A class-action lawsuit alleges the city of Albuquerque “systematically” pays female workers less per hour than their male counterparts “in most, if not all, positions.”
Among rank-and-file, or “graded,” employees, women on average make $3 less per hour, according to the suit.
Among at-will, or “ungraded,” employees, women make $6 less per hour.
And the four female evidence technicians who filed the lawsuit say they are, on average, making $1.84 per hour less than men in the same jobs.
“The law requires the same work for the same pay under the same conditions, and these folks are all doing the same job,” attorney Matthew Garcia, who is representing the plaintiffs, said of the city’s evidence technicians, who work in the Albuquerque Police Department.
The lawsuit, filed last week in state District Court, alleges the city is violating the state’s Fair Pay for Women Act, which prohibits employers from paying different wages for equal work in jobs requiring equal skill, effort and responsibility. The pay rates, the lawsuit says, are not the result of a seniority or merit system, and the city has no basis to “justify the disparate payment or wages between male and female employees.”
“A review of publicly available data shows that there are hundreds of women who are paid less than men for similar work under similar conditions,” the lawsuit says.
In a statement, city spokeswoman Alicia Manzano said she could not comment on the lawsuit, but she said “bridging the gender pay gap is a priority for the mayor.”
The lawsuit was filed by the four evidence technicians “on behalf of themselves and others similarly situated.”
Garcia said one of the women in the lawsuit has been in the same job since 2004, and city records show she still makes less per hour than a few of her male colleagues, one of whom makes $7 an hour more than she does. Garcia said his clients can find no explanation for the disparity.
There’s some suggestion, Garcia said, that city employees who move from higher-paid positions into lower-paid positions are able to maintain their original salaries, which could offer some explanation for the difference.
A 2015 story in the Journal reported that the city estimated its wage disparity was around 7 percent.
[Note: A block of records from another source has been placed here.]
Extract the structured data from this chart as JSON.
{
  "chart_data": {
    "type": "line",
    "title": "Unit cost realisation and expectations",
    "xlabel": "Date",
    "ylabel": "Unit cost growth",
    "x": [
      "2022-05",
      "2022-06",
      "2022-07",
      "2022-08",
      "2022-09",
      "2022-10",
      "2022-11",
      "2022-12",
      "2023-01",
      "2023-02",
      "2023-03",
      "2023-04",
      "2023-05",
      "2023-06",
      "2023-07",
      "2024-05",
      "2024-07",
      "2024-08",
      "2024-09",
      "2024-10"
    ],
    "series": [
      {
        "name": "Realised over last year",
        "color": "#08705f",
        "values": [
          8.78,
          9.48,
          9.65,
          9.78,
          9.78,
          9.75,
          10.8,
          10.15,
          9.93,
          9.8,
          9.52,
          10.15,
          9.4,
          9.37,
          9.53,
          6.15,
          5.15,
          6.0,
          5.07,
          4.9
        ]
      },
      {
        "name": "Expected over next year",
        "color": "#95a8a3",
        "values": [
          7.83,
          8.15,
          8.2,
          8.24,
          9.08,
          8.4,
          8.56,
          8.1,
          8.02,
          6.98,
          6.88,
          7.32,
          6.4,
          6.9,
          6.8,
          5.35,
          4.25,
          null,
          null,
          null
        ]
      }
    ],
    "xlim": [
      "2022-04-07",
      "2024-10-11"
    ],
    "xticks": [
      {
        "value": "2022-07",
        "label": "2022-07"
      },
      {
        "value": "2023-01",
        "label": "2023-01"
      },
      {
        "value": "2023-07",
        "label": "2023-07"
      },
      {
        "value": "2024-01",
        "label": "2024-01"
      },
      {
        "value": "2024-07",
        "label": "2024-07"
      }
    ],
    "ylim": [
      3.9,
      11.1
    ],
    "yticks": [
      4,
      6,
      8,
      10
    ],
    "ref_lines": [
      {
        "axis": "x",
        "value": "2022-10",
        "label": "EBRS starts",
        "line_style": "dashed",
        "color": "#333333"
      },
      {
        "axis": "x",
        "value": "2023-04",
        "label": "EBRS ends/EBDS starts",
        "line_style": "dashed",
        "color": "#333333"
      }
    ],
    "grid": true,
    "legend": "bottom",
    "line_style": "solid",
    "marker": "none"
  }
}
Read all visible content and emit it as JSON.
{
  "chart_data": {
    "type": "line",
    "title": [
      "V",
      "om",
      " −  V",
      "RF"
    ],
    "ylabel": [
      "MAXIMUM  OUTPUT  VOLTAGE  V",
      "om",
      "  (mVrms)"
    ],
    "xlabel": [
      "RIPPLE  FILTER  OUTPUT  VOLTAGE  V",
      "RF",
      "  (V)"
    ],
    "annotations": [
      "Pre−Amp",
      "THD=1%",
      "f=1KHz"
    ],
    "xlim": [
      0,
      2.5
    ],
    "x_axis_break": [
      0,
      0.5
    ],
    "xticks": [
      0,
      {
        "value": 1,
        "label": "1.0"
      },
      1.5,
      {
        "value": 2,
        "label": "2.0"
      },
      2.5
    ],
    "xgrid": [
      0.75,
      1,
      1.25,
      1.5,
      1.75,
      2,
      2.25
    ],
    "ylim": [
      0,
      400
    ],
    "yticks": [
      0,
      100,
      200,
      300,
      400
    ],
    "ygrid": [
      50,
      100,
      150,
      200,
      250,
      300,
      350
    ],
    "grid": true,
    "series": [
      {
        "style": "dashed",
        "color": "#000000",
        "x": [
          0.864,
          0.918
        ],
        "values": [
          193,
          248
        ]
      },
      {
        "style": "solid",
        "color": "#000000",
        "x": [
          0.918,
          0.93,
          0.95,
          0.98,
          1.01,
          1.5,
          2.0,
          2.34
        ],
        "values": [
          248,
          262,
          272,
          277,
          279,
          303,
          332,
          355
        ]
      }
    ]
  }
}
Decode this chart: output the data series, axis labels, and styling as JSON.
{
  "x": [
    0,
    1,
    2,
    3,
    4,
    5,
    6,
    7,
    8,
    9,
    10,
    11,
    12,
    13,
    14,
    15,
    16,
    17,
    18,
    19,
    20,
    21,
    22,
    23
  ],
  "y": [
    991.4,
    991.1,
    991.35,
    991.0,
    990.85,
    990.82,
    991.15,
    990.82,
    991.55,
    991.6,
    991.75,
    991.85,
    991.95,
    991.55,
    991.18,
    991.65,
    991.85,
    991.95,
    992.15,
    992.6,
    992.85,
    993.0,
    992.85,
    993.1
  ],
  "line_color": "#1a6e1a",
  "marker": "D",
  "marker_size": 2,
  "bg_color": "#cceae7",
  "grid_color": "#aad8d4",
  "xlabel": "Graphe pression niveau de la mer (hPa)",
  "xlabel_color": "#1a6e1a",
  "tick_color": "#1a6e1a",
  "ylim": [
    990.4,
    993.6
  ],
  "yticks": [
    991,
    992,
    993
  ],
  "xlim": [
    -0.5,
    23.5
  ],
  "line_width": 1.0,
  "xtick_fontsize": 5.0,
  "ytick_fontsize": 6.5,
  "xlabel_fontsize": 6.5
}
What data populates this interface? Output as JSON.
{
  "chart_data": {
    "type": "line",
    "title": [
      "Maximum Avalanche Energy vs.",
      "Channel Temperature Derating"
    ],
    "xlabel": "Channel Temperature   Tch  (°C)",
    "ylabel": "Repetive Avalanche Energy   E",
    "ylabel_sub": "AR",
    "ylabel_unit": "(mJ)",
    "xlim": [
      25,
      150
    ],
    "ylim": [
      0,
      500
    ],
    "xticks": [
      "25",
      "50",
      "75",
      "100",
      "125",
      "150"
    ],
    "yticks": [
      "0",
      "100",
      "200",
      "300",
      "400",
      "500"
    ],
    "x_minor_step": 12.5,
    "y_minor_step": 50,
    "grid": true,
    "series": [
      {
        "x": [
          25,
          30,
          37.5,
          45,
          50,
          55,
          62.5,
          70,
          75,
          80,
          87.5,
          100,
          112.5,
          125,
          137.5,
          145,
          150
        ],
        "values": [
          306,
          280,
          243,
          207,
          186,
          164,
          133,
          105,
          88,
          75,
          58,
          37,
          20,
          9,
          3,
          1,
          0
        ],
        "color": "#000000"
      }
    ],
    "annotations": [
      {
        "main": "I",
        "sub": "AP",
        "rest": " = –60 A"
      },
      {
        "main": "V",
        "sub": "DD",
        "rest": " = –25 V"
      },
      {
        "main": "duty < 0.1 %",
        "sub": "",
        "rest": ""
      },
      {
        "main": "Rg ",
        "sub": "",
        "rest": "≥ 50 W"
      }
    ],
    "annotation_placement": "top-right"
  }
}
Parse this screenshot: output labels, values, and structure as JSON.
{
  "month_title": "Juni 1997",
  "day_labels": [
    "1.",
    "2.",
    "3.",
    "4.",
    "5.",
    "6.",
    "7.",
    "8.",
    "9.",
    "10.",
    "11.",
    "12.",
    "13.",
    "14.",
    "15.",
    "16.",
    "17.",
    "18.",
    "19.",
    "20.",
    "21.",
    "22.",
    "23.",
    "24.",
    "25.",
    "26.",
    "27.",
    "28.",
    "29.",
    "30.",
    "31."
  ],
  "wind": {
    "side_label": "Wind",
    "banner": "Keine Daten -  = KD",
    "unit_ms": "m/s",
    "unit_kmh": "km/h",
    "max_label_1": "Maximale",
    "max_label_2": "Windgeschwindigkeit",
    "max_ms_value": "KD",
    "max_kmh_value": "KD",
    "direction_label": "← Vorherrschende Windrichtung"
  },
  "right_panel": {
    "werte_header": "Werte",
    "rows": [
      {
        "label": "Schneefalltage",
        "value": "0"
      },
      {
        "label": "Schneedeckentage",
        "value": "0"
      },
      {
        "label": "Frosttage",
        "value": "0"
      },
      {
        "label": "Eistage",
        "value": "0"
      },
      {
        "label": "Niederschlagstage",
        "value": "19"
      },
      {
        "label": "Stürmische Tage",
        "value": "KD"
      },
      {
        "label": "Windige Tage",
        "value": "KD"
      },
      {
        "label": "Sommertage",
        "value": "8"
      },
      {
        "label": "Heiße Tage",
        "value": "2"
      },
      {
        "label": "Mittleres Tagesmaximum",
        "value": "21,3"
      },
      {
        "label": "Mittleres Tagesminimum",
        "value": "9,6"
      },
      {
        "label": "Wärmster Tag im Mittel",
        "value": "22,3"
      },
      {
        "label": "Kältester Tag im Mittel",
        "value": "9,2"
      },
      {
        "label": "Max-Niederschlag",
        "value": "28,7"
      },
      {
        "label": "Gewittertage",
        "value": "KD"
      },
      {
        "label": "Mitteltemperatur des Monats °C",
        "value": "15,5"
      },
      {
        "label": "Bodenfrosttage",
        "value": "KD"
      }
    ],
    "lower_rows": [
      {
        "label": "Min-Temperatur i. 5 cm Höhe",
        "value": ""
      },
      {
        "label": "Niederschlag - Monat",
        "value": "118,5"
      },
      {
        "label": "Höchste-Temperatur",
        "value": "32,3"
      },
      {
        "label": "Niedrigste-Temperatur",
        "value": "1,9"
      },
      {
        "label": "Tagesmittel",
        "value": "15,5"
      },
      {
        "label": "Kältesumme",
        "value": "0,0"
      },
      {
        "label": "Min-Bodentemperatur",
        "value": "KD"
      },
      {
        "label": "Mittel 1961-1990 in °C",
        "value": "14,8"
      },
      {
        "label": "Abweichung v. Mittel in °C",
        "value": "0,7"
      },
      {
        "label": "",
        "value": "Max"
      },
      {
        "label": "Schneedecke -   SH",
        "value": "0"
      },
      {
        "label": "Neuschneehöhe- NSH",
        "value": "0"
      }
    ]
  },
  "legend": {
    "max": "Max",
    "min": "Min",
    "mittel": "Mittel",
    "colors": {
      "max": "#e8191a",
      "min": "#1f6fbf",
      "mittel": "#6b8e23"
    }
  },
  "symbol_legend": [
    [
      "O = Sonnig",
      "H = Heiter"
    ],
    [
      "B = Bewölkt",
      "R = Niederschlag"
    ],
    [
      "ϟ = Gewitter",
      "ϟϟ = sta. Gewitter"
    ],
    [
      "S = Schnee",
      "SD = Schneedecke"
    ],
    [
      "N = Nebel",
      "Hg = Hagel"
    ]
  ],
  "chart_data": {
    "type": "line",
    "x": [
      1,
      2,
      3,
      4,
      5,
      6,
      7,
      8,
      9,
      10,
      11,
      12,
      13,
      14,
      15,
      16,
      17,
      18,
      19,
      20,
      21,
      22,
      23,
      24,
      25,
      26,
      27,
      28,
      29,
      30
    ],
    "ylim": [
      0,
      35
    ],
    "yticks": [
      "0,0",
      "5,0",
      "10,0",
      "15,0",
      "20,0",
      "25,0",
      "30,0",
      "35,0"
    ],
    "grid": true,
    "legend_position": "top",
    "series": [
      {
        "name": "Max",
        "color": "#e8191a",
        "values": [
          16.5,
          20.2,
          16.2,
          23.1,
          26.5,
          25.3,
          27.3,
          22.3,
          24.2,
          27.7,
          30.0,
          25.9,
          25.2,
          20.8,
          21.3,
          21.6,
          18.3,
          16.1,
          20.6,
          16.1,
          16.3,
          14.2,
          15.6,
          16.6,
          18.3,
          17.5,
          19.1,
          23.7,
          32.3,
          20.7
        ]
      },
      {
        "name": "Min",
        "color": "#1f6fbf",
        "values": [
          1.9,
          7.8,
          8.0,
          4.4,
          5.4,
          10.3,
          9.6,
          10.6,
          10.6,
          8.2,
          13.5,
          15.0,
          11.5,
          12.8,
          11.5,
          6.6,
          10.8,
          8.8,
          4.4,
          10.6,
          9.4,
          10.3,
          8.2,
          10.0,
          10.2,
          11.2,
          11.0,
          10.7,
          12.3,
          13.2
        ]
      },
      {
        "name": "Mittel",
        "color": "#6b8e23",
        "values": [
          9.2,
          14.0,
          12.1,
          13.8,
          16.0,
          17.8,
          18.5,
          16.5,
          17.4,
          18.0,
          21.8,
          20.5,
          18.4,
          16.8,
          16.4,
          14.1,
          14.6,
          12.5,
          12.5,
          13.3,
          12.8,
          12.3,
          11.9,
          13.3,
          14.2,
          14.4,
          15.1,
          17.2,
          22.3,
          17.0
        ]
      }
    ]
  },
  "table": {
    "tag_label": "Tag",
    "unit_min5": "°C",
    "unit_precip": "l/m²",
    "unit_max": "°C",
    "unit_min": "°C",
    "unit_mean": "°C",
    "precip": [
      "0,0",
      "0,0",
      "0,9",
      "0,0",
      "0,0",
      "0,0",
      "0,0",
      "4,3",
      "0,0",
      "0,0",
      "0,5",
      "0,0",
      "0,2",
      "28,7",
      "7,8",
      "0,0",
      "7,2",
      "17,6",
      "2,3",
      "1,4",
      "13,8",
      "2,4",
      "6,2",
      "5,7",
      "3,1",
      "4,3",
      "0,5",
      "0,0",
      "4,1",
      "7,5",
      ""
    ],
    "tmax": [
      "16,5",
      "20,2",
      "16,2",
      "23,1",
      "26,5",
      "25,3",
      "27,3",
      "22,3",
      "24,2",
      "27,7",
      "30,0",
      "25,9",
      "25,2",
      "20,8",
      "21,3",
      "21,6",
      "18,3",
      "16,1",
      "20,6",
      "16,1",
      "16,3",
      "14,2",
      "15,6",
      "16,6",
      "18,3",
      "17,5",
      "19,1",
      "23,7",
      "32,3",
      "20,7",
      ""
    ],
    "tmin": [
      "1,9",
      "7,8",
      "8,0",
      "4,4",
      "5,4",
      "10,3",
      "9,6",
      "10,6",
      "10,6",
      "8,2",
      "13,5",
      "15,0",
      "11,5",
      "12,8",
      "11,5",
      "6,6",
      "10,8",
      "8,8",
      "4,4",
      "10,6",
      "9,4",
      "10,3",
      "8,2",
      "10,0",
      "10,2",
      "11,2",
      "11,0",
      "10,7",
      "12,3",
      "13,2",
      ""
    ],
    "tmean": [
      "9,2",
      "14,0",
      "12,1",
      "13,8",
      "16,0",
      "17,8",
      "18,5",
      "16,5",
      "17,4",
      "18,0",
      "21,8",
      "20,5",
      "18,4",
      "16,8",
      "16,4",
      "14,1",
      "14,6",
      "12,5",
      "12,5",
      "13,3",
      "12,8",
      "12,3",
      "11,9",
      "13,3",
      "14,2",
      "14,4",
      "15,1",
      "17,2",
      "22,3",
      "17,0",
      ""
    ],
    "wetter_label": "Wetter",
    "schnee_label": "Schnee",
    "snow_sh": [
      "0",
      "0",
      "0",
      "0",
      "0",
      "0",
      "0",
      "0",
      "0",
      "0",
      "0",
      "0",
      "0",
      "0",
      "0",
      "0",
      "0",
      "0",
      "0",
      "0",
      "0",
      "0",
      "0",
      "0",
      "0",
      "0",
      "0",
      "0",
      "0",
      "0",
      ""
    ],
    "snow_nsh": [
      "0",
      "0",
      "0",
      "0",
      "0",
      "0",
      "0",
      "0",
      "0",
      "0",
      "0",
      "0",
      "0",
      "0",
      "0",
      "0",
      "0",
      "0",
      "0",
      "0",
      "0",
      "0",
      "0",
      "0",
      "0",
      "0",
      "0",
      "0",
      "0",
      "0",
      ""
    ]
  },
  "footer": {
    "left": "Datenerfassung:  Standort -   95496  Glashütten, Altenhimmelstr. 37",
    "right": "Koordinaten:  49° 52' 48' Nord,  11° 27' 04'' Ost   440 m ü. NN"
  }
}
And according to American Community Survey estimates for 2016, New Mexico women working full time are paid about 82 percent of what men make.
Garcia said an Equal Employment Opportunity Commission investigation is also pending.
Garcia said the plaintiffs want to see their pay increased to match what their male counterparts are receiving, and they want the city to post notice of the violations so that other women employees are aware of them.